II. Voraussetzungen für eine Mediation
Die Voraussetzungen für die Durchführung einer Mediation sind u. a.:
Freiwilligkeit
: d.h. alle Beteiligte können das Medaitonsverfahren zu jedem Zeitpunkt abbrechen. Es entstehen hieraus keinerlei Nachteile für den Abbrechenden.
Verschwiegenheit
: Alles, was während der Mediation gesagt wird, bleibt auch in den „Mediationsräumen“. Der Mediator wird sich außerhalb von den Mediationsterminen zu den Inhalten nicht äußern.
Ergebnisoffenheit
: d.h. dass die Beteiligten alle mit einer gewissen Verhandlungsbereitschaft in die Mediation gehen müssen. Es darf insbesondere das Ergebnis für eine Konfliktpartei nicht von Anfang feststehen. Denn es gibt auch Lösungsmöglichkeiten, die sich im Laufe der Mediation heraus kristallisieren und an die keine der Konflikt-parteien gedacht hatte, obwohl sie für alle Konfliktparteien die beste Lösungsmöglich-keit liegt.
Allparteilichkeit
: Der Mediator ist nicht nur neutral, er ist sogar allparteiisch. Dies bedeutet, dass er auf der Seite eines jeden Beteiligten steht. Er hat dafür Sorge zu tragen, dass ein Machtgefälle zwischen den Konfliktparteien ausgeglichen wird. Der Mediator darf sich z.B. auch nicht mit einer Person zum Abendessen verabreden, weil die Gefahr besteht, dass die andere Konfliktpartei dies als Verlust der Allparteilichkeit werten kann. Die Konfliktparteien müssen in jedem Stadium von dieser Allparteilichkeit überzeugt sein. Wenn dies nicht der Fall sein sollte, sollte zunächst mit dem Mediator darüber geredet werden. Falls dieser Zweifel nach einer Unterredung nicht aus der Welt geschafft werden kann, besteht immer noch die Möglichkeit des Abbruchs der Mediationsverhandlungen zumindest mit diesem Mediator.

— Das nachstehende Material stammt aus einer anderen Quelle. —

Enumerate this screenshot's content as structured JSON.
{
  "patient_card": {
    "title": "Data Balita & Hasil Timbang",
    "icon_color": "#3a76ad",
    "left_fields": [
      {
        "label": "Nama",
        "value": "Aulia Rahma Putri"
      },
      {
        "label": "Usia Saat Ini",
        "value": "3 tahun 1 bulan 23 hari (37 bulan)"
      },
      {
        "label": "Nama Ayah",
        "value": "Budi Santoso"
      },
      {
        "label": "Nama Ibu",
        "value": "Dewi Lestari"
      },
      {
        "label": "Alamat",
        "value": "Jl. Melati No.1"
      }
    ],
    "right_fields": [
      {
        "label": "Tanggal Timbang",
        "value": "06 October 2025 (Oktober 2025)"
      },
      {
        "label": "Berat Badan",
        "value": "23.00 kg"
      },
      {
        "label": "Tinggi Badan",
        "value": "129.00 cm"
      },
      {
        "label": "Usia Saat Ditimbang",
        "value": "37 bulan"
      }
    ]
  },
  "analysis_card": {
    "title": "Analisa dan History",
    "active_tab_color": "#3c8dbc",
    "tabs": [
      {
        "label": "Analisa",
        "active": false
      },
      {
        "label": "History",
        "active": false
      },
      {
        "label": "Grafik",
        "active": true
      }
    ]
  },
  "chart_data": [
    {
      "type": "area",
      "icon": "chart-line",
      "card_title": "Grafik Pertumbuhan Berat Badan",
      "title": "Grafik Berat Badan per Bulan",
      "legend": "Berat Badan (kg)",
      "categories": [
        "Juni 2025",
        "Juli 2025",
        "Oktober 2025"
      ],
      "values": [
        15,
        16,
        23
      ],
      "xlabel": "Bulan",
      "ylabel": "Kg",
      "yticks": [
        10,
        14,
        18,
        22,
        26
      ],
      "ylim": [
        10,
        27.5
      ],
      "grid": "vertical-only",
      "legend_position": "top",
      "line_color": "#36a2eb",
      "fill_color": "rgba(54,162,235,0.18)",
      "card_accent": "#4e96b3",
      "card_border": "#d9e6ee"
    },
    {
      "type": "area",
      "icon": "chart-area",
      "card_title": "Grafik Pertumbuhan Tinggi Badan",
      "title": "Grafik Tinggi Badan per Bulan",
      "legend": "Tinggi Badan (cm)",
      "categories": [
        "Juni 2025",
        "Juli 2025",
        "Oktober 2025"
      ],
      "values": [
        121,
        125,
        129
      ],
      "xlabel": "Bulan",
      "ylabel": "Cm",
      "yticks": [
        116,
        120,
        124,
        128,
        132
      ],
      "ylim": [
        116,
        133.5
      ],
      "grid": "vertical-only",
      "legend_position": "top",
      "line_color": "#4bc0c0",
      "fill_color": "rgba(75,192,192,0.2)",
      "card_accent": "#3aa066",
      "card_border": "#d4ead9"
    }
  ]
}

III. Abgrenzungen zu anderen Institutionen
Die Mediation ist nicht zu verwechseln mit einem Schiedsgericht oder einer Schlichtungsstelle. Die Mediation ist ein Verfahren und keine Institution. Sie ist insbesondere freiwillig und hat nicht ein Urteil oder dergleichen zur Folge. Die Konfliktparteien haben es selbst in der Hand, zu einer einvernehmlichen Lösung zu gelangen oder nicht. Vom Mediator werden daher keine Entscheidungen getroffen, keine Empfehlungen und keine Vorschläge für eine mögliche Konfliktregelung formuliert.
Mit der Schlichtung hat Mediation gemein, dass ohne Zustimmung der Parteien keine verbindliche Entscheidung gefällt wird. Insofern kann man sie als besonderes Schlichtungsverfahren bezeichnen. Allerdings zeichnet sich die Mediation gegenüber der Schlichtung dadurch aus, dass der Mediator die Entscheidung ganz den Konfliktbe-teiligten überlässt, also auch keine Kompromissvorschläge macht.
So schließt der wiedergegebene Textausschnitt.